Hochul, a Democrat, told reporters she had received the extradition order on Thursday and would not sign it. “Doctors take an oath to protect their patients,” she said on social media. “I took an oath to protect all New Yorkers.”

New York is among the Democratic-led states that have enacted “shield laws” to protect doctors who prescribe abortion medication to patients who live in states where abortion is restricted. New York law prohibits any state or local government worker from cooperating with out-of-state authorities regarding any health-care practice that is legal in New York.

But the legality of shield laws is yet to be tested in the Supreme Court, which overturned the constitutional right to an abortion in 2022. Carpenter, whose New Paltz-based company Nightingale Medical was also indicted, is believed to be the first doctor criminally charged in the United States over allegedly providing an abortion since Roe v. Wade was overturned.
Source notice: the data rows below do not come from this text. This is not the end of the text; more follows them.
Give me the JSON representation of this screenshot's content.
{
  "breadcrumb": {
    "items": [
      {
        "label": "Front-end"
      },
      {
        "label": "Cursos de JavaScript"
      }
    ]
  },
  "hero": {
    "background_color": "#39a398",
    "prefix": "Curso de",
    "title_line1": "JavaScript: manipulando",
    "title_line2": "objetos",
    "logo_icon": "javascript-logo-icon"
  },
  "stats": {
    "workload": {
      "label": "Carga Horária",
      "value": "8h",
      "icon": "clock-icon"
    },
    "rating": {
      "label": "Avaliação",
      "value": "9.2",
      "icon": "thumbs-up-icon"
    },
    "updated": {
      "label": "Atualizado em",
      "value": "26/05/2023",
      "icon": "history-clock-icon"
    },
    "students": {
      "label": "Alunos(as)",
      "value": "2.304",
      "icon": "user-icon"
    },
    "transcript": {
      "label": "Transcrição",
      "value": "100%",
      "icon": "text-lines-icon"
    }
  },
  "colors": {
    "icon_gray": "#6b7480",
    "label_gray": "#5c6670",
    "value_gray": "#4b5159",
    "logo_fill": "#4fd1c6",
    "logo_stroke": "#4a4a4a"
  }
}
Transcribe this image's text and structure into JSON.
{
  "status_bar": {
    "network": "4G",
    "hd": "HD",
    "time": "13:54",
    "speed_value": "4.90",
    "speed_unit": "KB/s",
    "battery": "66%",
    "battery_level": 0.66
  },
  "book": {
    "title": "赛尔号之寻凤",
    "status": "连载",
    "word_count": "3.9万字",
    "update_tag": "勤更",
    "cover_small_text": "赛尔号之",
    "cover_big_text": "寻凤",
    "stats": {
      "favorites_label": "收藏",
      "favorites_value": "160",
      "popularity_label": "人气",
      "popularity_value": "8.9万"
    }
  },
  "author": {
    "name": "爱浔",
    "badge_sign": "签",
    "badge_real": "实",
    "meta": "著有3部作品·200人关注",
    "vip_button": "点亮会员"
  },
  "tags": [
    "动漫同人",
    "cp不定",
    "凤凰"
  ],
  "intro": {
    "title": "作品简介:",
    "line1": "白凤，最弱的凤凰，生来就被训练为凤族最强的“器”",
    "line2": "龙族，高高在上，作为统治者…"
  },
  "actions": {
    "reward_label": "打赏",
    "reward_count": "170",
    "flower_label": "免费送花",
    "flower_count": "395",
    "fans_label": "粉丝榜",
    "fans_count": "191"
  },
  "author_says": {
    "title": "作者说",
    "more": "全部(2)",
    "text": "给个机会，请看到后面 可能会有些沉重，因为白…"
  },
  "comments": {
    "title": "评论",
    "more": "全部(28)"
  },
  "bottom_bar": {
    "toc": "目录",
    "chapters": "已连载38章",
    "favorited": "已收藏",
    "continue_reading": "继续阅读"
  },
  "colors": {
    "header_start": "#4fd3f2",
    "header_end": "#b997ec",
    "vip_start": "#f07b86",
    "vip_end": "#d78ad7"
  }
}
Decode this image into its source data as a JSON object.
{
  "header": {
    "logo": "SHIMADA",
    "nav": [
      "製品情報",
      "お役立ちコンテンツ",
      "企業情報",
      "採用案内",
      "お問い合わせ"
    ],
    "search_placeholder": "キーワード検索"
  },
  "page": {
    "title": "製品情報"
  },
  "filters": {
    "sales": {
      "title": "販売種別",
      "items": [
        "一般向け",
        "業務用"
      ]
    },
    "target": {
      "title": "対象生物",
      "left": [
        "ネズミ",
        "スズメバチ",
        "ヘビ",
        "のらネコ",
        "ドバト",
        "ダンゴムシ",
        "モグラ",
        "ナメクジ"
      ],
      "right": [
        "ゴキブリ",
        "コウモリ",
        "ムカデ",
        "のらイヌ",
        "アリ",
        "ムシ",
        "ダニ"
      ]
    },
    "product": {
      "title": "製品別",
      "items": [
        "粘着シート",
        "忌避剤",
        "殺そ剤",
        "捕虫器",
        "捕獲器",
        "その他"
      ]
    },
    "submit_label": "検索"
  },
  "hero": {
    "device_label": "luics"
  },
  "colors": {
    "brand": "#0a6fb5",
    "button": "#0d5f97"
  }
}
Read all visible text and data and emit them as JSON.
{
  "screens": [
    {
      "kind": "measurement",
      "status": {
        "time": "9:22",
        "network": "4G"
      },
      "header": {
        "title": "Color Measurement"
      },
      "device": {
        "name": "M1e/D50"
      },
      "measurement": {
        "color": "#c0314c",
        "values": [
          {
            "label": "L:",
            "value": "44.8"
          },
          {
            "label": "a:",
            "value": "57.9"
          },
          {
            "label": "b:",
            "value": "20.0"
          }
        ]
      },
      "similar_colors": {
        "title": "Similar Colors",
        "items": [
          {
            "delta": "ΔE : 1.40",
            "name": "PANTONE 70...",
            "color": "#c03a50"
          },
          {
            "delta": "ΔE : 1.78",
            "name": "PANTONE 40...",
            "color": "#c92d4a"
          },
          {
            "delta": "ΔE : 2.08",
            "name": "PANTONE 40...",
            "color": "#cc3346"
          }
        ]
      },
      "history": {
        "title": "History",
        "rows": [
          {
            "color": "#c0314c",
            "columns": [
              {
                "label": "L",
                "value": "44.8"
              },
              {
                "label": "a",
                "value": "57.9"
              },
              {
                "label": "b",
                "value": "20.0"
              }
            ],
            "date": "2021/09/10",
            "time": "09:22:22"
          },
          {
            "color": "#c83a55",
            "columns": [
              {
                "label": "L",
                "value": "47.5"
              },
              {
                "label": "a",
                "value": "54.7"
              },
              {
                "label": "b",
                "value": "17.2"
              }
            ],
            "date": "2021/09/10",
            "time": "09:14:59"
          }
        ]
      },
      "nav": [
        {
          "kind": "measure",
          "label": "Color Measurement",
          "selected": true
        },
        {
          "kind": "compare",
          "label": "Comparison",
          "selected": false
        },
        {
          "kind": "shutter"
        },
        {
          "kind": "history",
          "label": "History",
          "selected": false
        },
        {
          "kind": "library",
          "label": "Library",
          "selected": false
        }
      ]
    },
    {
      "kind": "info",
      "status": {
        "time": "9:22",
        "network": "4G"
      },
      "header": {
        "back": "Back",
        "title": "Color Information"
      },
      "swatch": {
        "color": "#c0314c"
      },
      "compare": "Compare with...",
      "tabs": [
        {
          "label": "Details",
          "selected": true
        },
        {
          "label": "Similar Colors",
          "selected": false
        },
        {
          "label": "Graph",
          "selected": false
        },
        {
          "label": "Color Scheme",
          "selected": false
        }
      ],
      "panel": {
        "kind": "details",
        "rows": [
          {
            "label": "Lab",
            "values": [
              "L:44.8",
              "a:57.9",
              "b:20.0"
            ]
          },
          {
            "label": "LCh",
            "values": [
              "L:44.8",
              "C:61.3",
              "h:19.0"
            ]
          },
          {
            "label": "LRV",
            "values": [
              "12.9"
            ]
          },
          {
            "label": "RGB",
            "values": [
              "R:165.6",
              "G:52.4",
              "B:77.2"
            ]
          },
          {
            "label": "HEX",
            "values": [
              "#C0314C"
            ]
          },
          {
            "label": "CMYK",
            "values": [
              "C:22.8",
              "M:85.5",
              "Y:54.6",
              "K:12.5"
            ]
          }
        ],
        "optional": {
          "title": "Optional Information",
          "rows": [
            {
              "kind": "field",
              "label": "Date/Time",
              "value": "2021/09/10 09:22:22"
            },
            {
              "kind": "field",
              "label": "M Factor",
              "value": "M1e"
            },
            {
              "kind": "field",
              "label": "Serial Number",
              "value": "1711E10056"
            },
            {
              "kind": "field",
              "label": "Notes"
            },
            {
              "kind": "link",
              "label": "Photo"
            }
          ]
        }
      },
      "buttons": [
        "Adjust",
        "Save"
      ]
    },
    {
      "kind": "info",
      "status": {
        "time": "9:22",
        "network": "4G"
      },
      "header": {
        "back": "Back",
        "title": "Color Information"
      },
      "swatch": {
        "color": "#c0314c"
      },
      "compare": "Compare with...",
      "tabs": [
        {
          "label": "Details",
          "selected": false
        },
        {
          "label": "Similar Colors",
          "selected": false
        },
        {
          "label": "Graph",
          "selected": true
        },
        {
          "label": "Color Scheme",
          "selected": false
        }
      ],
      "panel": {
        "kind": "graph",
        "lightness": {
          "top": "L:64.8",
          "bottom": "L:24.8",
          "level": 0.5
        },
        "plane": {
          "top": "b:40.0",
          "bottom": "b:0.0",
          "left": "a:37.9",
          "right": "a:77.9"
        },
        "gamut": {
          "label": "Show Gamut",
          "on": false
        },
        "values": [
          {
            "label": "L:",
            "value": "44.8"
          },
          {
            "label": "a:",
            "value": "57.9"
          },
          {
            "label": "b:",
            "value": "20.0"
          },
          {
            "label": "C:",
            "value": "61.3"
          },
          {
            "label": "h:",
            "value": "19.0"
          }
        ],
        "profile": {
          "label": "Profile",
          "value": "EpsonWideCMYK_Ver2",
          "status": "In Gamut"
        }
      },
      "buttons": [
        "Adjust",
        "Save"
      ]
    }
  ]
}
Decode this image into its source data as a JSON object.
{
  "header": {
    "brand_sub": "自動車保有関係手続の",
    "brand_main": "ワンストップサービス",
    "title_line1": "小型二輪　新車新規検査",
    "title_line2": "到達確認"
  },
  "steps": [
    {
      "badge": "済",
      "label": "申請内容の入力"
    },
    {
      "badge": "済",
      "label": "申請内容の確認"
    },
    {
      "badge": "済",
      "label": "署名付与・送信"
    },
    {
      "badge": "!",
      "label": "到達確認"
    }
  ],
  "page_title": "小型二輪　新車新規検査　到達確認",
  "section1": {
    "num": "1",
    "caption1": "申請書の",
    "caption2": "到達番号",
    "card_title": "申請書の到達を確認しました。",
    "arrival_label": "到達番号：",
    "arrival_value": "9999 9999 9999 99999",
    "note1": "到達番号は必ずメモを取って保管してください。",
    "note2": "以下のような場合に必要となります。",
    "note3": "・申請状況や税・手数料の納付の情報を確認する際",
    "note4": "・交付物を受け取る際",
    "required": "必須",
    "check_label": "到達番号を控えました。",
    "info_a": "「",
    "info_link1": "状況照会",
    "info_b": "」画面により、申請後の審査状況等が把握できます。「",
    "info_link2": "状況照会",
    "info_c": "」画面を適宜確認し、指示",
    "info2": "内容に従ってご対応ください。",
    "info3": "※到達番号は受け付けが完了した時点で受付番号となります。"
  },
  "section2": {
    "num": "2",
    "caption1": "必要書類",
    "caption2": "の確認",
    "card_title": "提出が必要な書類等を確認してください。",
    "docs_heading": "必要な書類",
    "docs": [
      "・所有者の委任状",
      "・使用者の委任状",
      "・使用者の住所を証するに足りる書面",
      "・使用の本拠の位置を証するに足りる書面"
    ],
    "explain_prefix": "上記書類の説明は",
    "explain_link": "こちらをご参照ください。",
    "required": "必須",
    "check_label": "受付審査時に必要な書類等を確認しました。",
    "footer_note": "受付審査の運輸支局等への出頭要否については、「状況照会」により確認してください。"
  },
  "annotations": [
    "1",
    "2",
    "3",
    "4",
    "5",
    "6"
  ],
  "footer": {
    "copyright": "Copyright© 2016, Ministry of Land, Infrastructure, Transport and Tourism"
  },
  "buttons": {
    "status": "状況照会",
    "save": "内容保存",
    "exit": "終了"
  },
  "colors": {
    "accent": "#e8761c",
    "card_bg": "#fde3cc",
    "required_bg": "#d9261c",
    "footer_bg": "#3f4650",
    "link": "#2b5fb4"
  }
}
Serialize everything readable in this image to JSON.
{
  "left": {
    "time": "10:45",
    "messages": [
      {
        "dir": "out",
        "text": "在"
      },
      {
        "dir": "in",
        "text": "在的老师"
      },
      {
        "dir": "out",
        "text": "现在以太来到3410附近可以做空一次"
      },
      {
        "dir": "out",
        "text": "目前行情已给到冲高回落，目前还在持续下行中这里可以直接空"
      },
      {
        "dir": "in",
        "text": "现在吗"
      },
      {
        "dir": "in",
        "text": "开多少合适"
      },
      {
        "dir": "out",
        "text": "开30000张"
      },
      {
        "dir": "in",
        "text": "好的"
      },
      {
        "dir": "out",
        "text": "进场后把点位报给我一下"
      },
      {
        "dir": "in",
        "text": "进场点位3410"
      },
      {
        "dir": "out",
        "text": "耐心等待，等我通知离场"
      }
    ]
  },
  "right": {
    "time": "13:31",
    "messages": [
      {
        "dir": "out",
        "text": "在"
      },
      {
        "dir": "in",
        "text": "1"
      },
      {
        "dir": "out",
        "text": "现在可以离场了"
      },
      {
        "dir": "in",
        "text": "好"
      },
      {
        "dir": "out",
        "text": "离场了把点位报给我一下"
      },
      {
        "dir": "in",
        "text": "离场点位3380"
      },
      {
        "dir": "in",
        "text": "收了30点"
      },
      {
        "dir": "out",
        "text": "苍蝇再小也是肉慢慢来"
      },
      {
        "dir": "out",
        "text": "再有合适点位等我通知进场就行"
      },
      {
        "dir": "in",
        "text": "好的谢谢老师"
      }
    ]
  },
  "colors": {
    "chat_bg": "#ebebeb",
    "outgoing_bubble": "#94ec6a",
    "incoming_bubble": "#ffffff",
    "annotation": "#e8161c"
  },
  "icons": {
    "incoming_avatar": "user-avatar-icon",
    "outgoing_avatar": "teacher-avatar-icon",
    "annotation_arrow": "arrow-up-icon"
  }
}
She is also a co-founder of the Abortion Coalition for Telemedicine, which said in a statement that the extradition order is “the latest escalation in Louisiana’s ongoing state-sponsored effort to prosecute safe and effective healthcare.”

In a separate case Thursday, the same doctor was fined $100,000 in Texas and ordered to stop providing abortion medication there, the Associated Press reported, in another test of shield laws that could come before a higher court. Texas Attorney General Ken Paxton (R) in December sued Carpenter for allegedly prescribing abortion pills via telehealth to a 20-year-old woman in Collin County, northeast of Dallas, last year.

The woman had to seek hospital care after taking the abortion medication, the complaint alleges. Hospital staff then alerted the man who had impregnated the woman to her condition, and the man subsequently found the pills in her home, it claims.

“Carpenter is not a licensed Texas physician, nor is she authorized to practice telemedicine in the State of Texas,” the complaint said, asking for an injunction against her and civil penalties up to $250,000.